In the days since that Monday I have watched and listened as people respond to an experience of chaos, most of us from the outside, most of us without firsthand experience of life in that part of Baltimore or the lives of those who swept through and looted it. On FaceBook and in person, I have interacted with people who are offended or angry, who protest against or at least wonder about any helping such a set of losers that they would set fire to their own homes, as it were. I have read people speak dismissively of the angry, violent Baltimoreans as individuals so (dumb, violent, ignorant, thuggish) as to be beyond pity, and beyond help. Isn’t a situation like that, and anyone who would act as irrationally as that, hopeless?
Last weekend, as I found Owen emptying his second super-sized bottle of Neutrogena dandruff shampoo into the sink, having already gotten in big trouble for emptying the first super-sized bottle about three days earlier, I had an acute sense of the hopelessness of the cycle we were in. Hopelessness does not describe how Owen felt however, since that afternoon at the doggie park he tried persistently to get to other peoples’ bottles of water for their dogs, because he wanted to rip them up. I drew him away several times, but finally just as we were leaving he charged over and poured a river of Mountain Dew out of a beautiful green bottle. The dog owners sat watching him in uncertain silence. Who does something like that? (We found four quarters in the car for Owen to give the poor shocked former owner of that Mountain Dew.)

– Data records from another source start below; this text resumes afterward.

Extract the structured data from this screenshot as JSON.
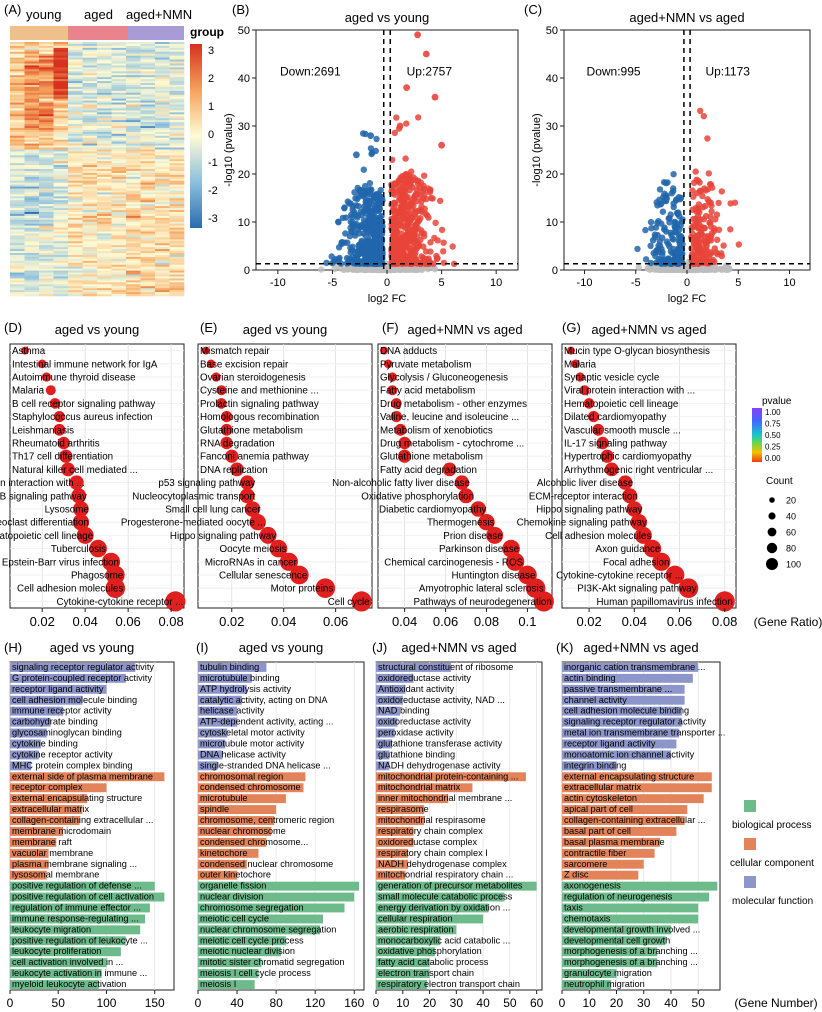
{
  "colors": {
    "young": "#EFC08C",
    "aged": "#E9838C",
    "aged_nmn": "#A89BD6",
    "down": "#2166AC",
    "up": "#E8443A",
    "ns": "#BDBDBD",
    "bp": "#6DBB8B",
    "cc": "#E2835A",
    "mf": "#8C96CA",
    "dot": "#E01F1F"
  },
  "panel_labels": {
    "A": "(A)",
    "B": "(B)",
    "C": "(C)",
    "D": "(D)",
    "E": "(E)",
    "F": "(F)",
    "G": "(G)",
    "H": "(H)",
    "I": "(I)",
    "J": "(J)",
    "K": "(K)"
  },
  "heatmap": {
    "groups": [
      "young",
      "aged",
      "aged+NMN"
    ],
    "legend_title": "group",
    "scale_ticks": [
      "3",
      "2",
      "1",
      "0",
      "-1",
      "-2",
      "-3"
    ]
  },
  "volcano": [
    {
      "title": "aged vs young",
      "down_label": "Down:2691",
      "up_label": "Up:2757",
      "xlabel": "log2 FC",
      "ylabel": "-log10 (pvalue)",
      "xticks": [
        "-10",
        "-5",
        "0",
        "5",
        "10"
      ],
      "yticks": [
        "0",
        "10",
        "20",
        "30",
        "40",
        "50"
      ],
      "xlim": [
        -12,
        12
      ],
      "ylim": [
        0,
        50
      ],
      "threshold_fc": 0.3,
      "threshold_p": 1.3
    },
    {
      "title": "aged+NMN  vs aged",
      "down_label": "Down:995",
      "up_label": "Up:1173",
      "xlabel": "log2 FC",
      "ylabel": "-log10 (pvalue)",
      "xticks": [
        "-10",
        "-5",
        "0",
        "5",
        "10"
      ],
      "yticks": [
        "0",
        "10",
        "20",
        "30",
        "40",
        "50"
      ],
      "xlim": [
        -12,
        12
      ],
      "ylim": [
        0,
        50
      ],
      "threshold_fc": 0.3,
      "threshold_p": 1.3
    }
  ],
  "chart_data": [
    {
      "type": "scatter",
      "title": "aged vs young",
      "xlabel": "",
      "xticks": [
        0.02,
        0.04,
        0.06,
        0.08
      ],
      "xlim": [
        0.005,
        0.086
      ],
      "terms": [
        "Asthma",
        "Intestinal immune network for IgA",
        "Autoimmune thyroid disease",
        "Malaria",
        "B cell receptor signaling pathway",
        "Staphylococcus aureus infection",
        "Leishmaniasis",
        "Rheumatoid arthritis",
        "Th17 cell differentiation",
        "Natural killer cell mediated ...",
        "Viral protein interaction with ...",
        "NF-kappa B signaling pathway",
        "Lysosome",
        "Osteoclast differentiation",
        "Hematopoietic cell lineage",
        "Tuberculosis",
        "Epstein-Barr virus infection",
        "Phagosome",
        "Cell adhesion molecules",
        "Cytokine-cytokine receptor ..."
      ],
      "ratio": [
        0.012,
        0.02,
        0.022,
        0.024,
        0.026,
        0.028,
        0.028,
        0.03,
        0.031,
        0.032,
        0.036,
        0.037,
        0.038,
        0.038,
        0.04,
        0.046,
        0.052,
        0.054,
        0.054,
        0.082
      ]
    },
    {
      "type": "scatter",
      "title": "aged vs young",
      "xlabel": "",
      "xticks": [
        0.02,
        0.04,
        0.06
      ],
      "xlim": [
        0.007,
        0.074
      ],
      "terms": [
        "Mismatch repair",
        "Base excision repair",
        "Ovarian steroidogenesis",
        "Cysteine and methionine ...",
        "Prolactin signaling pathway",
        "Homologous recombination",
        "Glutathione metabolism",
        "RNA degradation",
        "Fanconi anemia pathway",
        "DNA replication",
        "p53 signaling pathway",
        "Nucleocytoplasmic transport",
        "Small cell lung cancer",
        "Progesterone-mediated oocyte ...",
        "Hippo signaling pathway",
        "Oocyte meiosis",
        "MicroRNAs in cancer",
        "Cellular senescence",
        "Motor proteins",
        "Cell cycle"
      ],
      "ratio": [
        0.01,
        0.012,
        0.014,
        0.016,
        0.016,
        0.018,
        0.018,
        0.018,
        0.02,
        0.022,
        0.026,
        0.026,
        0.028,
        0.03,
        0.034,
        0.038,
        0.042,
        0.046,
        0.056,
        0.07
      ]
    },
    {
      "type": "scatter",
      "title": "aged+NMN  vs aged",
      "xlabel": "",
      "xticks": [
        0.04,
        0.06,
        0.08,
        0.1
      ],
      "xlim": [
        0.027,
        0.112
      ],
      "terms": [
        "DNA adducts",
        "Pyruvate metabolism",
        "Glycolysis / Gluconeogenesis",
        "Fatty acid metabolism",
        "Drug metabolism - other enzymes",
        "Valine, leucine and isoleucine ...",
        "Metabolism of xenobiotics",
        "Drug metabolism - cytochrome ...",
        "Glutathione metabolism",
        "Fatty acid degradation",
        "Non-alcoholic fatty liver disease",
        "Oxidative phosphorylation",
        "Diabetic cardiomyopathy",
        "Thermogenesis",
        "Prion disease",
        "Parkinson disease",
        "Chemical carcinogenesis - ROS",
        "Huntington disease",
        "Amyotrophic lateral sclerosis",
        "Pathways of neurodegeneration"
      ],
      "ratio": [
        0.03,
        0.032,
        0.034,
        0.034,
        0.036,
        0.036,
        0.038,
        0.04,
        0.04,
        0.062,
        0.068,
        0.07,
        0.076,
        0.08,
        0.084,
        0.092,
        0.094,
        0.1,
        0.104,
        0.108
      ]
    },
    {
      "type": "scatter",
      "title": "aged+NMN  vs aged",
      "xlabel": "(Gene Ratio)",
      "xticks": [
        0.02,
        0.04,
        0.06,
        0.08
      ],
      "xlim": [
        0.008,
        0.085
      ],
      "terms": [
        "Mucin type O-glycan biosynthesis",
        "Malaria",
        "Synaptic vesicle cycle",
        "Viral protein interaction with ...",
        "Hematopoietic cell lineage",
        "Dilated cardiomyopathy",
        "Vascular smooth muscle ...",
        "IL-17 signaling pathway",
        "Hypertrophic cardiomyopathy",
        "Arrhythmogenic right ventricular ...",
        "Alcoholic liver disease",
        "ECM-receptor interaction",
        "Hippo signaling pathway",
        "Chemokine signaling pathway",
        "Cell adhesion molecules",
        "Axon guidance",
        "Focal adhesion",
        "Cytokine-cytokine receptor ...",
        "PI3K-Akt signaling pathway",
        "Human papillomavirus infection"
      ],
      "ratio": [
        0.012,
        0.014,
        0.016,
        0.018,
        0.02,
        0.022,
        0.024,
        0.026,
        0.028,
        0.03,
        0.036,
        0.038,
        0.04,
        0.042,
        0.044,
        0.048,
        0.052,
        0.058,
        0.064,
        0.08
      ]
    },
    {
      "type": "bar",
      "title": "aged vs young",
      "xlabel": "",
      "xticks": [
        0,
        50,
        100,
        150
      ],
      "xlim": [
        0,
        170
      ],
      "labels": [
        "signaling receptor regulator activity",
        "G protein-coupled receptor activity",
        "receptor ligand activity",
        "cell adhesion molecule binding",
        "immune receptor activity",
        "carbohydrate binding",
        "glycosaminoglycan binding",
        "cytokine binding",
        "cytokine receptor activity",
        "MHC protein complex binding",
        "external side of plasma membrane",
        "receptor complex",
        "external encapsulating structure",
        "extracellular matrix",
        "collagen-containing extracellular ...",
        "membrane microdomain",
        "membrane raft",
        "vacuolar membrane",
        "plasma membrane signaling ...",
        "lysosomal membrane",
        "positive regulation of defense ...",
        "positive regulation of cell activation",
        "regulation of immune effector ...",
        "immune response-regulating ...",
        "leukocyte migration",
        "positive regulation of leukocyte ...",
        "leukocyte proliferation",
        "cell activation involved in ...",
        "leukocyte activation in immune ...",
        "myeloid leukocyte activation"
      ],
      "category": [
        "mf",
        "mf",
        "mf",
        "mf",
        "mf",
        "mf",
        "mf",
        "mf",
        "mf",
        "mf",
        "cc",
        "cc",
        "cc",
        "cc",
        "cc",
        "cc",
        "cc",
        "cc",
        "cc",
        "cc",
        "bp",
        "bp",
        "bp",
        "bp",
        "bp",
        "bp",
        "bp",
        "bp",
        "bp",
        "bp"
      ],
      "values": [
        130,
        120,
        100,
        75,
        55,
        42,
        38,
        32,
        30,
        22,
        160,
        100,
        80,
        75,
        72,
        55,
        48,
        40,
        40,
        38,
        150,
        160,
        145,
        140,
        135,
        120,
        115,
        100,
        95,
        92
      ]
    },
    {
      "type": "bar",
      "title": "aged vs young",
      "xlabel": "",
      "xticks": [
        0,
        40,
        80,
        120,
        160
      ],
      "xlim": [
        0,
        170
      ],
      "labels": [
        "tubulin binding",
        "microtubule binding",
        "ATP hydrolysis activity",
        "catalytic activity, acting on DNA",
        "helicase activity",
        "ATP-dependent activity, acting ...",
        "cytoskeletal motor activity",
        "microtubule motor activity",
        "DNA helicase activity",
        "single-stranded DNA helicase ...",
        "chromosomal region",
        "condensed chromosome",
        "microtubule",
        "spindle",
        "chromosome, centromeric region",
        "nuclear chromosome",
        "condensed chromosome...",
        "kinetochore",
        "condensed nuclear chromosome",
        "outer kinetochore",
        "organelle fission",
        "nuclear division",
        "chromosome segregation",
        "meiotic cell cycle",
        "nuclear chromosome segregation",
        "meiotic cell cycle process",
        "meiotic nuclear division",
        "mitotic sister chromatid segregation",
        "meiosis I cell cycle process",
        "meiosis I"
      ],
      "category": [
        "mf",
        "mf",
        "mf",
        "mf",
        "mf",
        "mf",
        "mf",
        "mf",
        "mf",
        "mf",
        "cc",
        "cc",
        "cc",
        "cc",
        "cc",
        "cc",
        "cc",
        "cc",
        "cc",
        "cc",
        "bp",
        "bp",
        "bp",
        "bp",
        "bp",
        "bp",
        "bp",
        "bp",
        "bp",
        "bp"
      ],
      "values": [
        70,
        55,
        50,
        45,
        40,
        40,
        30,
        28,
        25,
        20,
        110,
        108,
        90,
        80,
        78,
        75,
        70,
        62,
        50,
        40,
        165,
        160,
        150,
        128,
        125,
        90,
        85,
        65,
        62,
        58
      ]
    },
    {
      "type": "bar",
      "title": "aged+NMN  vs aged",
      "xlabel": "",
      "xticks": [
        0,
        10,
        20,
        30,
        40,
        50,
        60
      ],
      "xlim": [
        0,
        62
      ],
      "labels": [
        "structural constituent of ribosome",
        "oxidoreductase activity",
        "Antioxidant activity",
        "oxidoreductase activity, NAD ...",
        "NAD binding",
        "oxidoreductase activity",
        "peroxidase activity",
        "glutathione transferase activity",
        "glutathione binding",
        "NADH dehydrogenase activity",
        "mitochondrial protein-containing ...",
        "mitochondrial matrix",
        "inner mitochondrial membrane ...",
        "respirasome",
        "mitochondrial respirasome",
        "respiratory chain complex",
        "oxidoreductase complex",
        "respiratory chain complex I",
        "NADH dehydrogenase complex",
        "mitochondrial respiratory chain ...",
        "generation of precursor metabolites",
        "small molecule catabolic process",
        "energy derivation by oxidation ...",
        "cellular respiration",
        "aerobic respiration",
        "monocarboxylic acid catabolic ...",
        "oxidative phosphorylation",
        "fatty acid catabolic process",
        "electron transport chain",
        "respiratory electron transport chain"
      ],
      "category": [
        "mf",
        "mf",
        "mf",
        "mf",
        "mf",
        "mf",
        "mf",
        "mf",
        "mf",
        "mf",
        "cc",
        "cc",
        "cc",
        "cc",
        "cc",
        "cc",
        "cc",
        "cc",
        "cc",
        "cc",
        "bp",
        "bp",
        "bp",
        "bp",
        "bp",
        "bp",
        "bp",
        "bp",
        "bp",
        "bp"
      ],
      "values": [
        28,
        14,
        11,
        10,
        9,
        8,
        7,
        6,
        5,
        5,
        56,
        36,
        27,
        18,
        18,
        14,
        14,
        12,
        12,
        11,
        60,
        48,
        42,
        40,
        30,
        24,
        22,
        20,
        20,
        19
      ]
    },
    {
      "type": "bar",
      "title": "aged+NMN  vs aged",
      "xlabel": "(Gene Number)",
      "xticks": [
        0,
        10,
        20,
        30,
        40,
        50
      ],
      "xlim": [
        0,
        58
      ],
      "labels": [
        "inorganic cation transmembrane ...",
        "actin binding",
        "passive transmembrane ...",
        "channel activity",
        "cell adhesion molecule binding",
        "signaling receptor regulator activity",
        "metal ion transmembrane transporter ...",
        "receptor ligand activity",
        "monoatomic ion channel activity",
        "integrin binding",
        "external encapsulating structure",
        "extracellular matrix",
        "actin cytoskeleton",
        "apical part of cell",
        "collagen-containing extracellular ...",
        "basal part of cell",
        "basal plasma membrane",
        "contractile fiber",
        "sarcomere",
        "Z disc",
        "axonogenesis",
        "regulation of neurogenesis",
        "taxis",
        "chemotaxis",
        "developmental growth involved ...",
        "developmental cell growth",
        "morphogenesis of a branching ...",
        "morphogenesis of a branching ...",
        "granulocyte migration",
        "neutrophil migration"
      ],
      "category": [
        "mf",
        "mf",
        "mf",
        "mf",
        "mf",
        "mf",
        "mf",
        "mf",
        "mf",
        "mf",
        "cc",
        "cc",
        "cc",
        "cc",
        "cc",
        "cc",
        "cc",
        "cc",
        "cc",
        "cc",
        "bp",
        "bp",
        "bp",
        "bp",
        "bp",
        "bp",
        "bp",
        "bp",
        "bp",
        "bp"
      ],
      "values": [
        50,
        48,
        45,
        45,
        44,
        44,
        43,
        42,
        40,
        20,
        55,
        55,
        52,
        46,
        45,
        42,
        36,
        34,
        30,
        28,
        57,
        54,
        50,
        50,
        40,
        38,
        35,
        35,
        20,
        18
      ]
    }
  ],
  "dot_legend": {
    "pvalue_title": "pvalue",
    "pvalue_ticks": [
      "1.00",
      "0.75",
      "0.50",
      "0.25",
      "0.00"
    ],
    "count_title": "Count",
    "count_sizes": [
      20,
      40,
      60,
      80,
      100
    ],
    "count_ticks": [
      "20",
      "40",
      "60",
      "80",
      "100"
    ]
  },
  "bar_legend": {
    "bp_label": "biological process",
    "cc_label": "cellular component",
    "mf_label": "molecular function"
  }
}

It is not acceptable to pour out expensive bottles of shampoo. And regardless of how much you want it, or how frustrated by not having it, it is not ok to grab someone else’s soda and pour out the contents on the ground. Society is dependent on people NOT committing random destructive acts of this kind.
But Owen does insensitive, destructive, invasive things pretty regularly. And day after day, week after week, year after year, Owen’s family can only redirect and educate him that he cannot do them.

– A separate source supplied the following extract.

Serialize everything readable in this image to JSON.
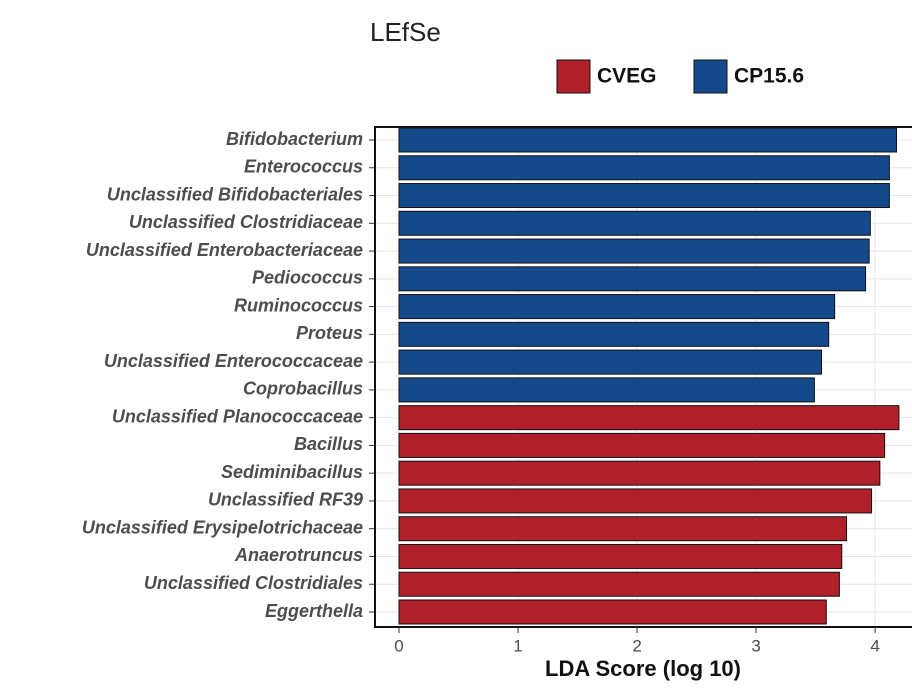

The reader may be offended that I compare anything about my mentally handicapped son to those people who became angry and violent in Baltimore. Certainly, the two are not the same. The actions of a mentally handicapped child-man arise from a different intention, a different set of needs, and a very different level of intelligence. Owen can barely be held responsible for his behaviors, and the adults and children who looted stores must be held accountable.
But still I found myself seeing a connection. People who cannot speak, or feel themselves without a voice, will sometimes use strange and inappropriate ways of letting the world know how they feel. It is our job, as receivers of a disruptive communication, to decide what to do with the incoming information, or to walk away.

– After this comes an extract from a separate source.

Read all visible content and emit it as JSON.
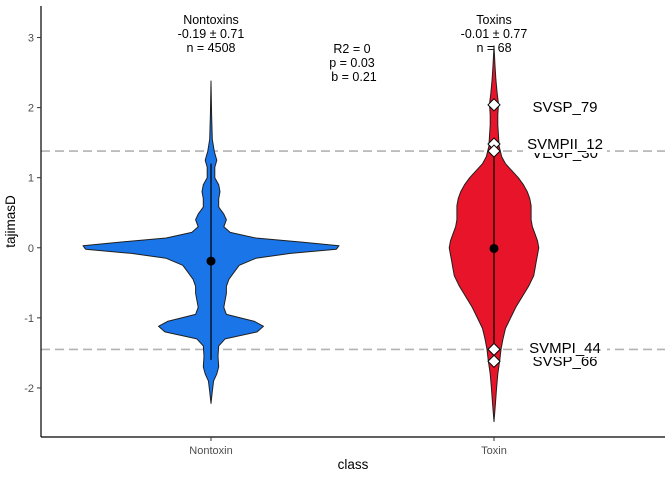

As I shampooed Owen’s hair this morning with a sweet smelling shampoo product, I had to smile. Why was it the two super-sized bottles of strong smelling tar shampoo that were pitched – and not this one? Owen really loves ALL bottles, but I don’t think he has ever gone for the gentle-smelling organic shampoo. Could it be that the products that Owen dumps out are not usually the ones he likes to use? Maybe a super-size number of shampoos with dandruff shampoo was more than Owen could bear, and he took matters into his own hands.
Or maybe I am reading this motive in.
But it’s a place to start. I believe Owen will learn to communicate better, slowly, over time, with a lot of encouragement; it is going to be a long process. Frustrated as I get though I am not ready to consider his pillaging a hopeless dead end. So far I have not taken off for California. Like my brothers and sisters the looted and pillaged of Baltimore, I get out my broom to sweep up the streets.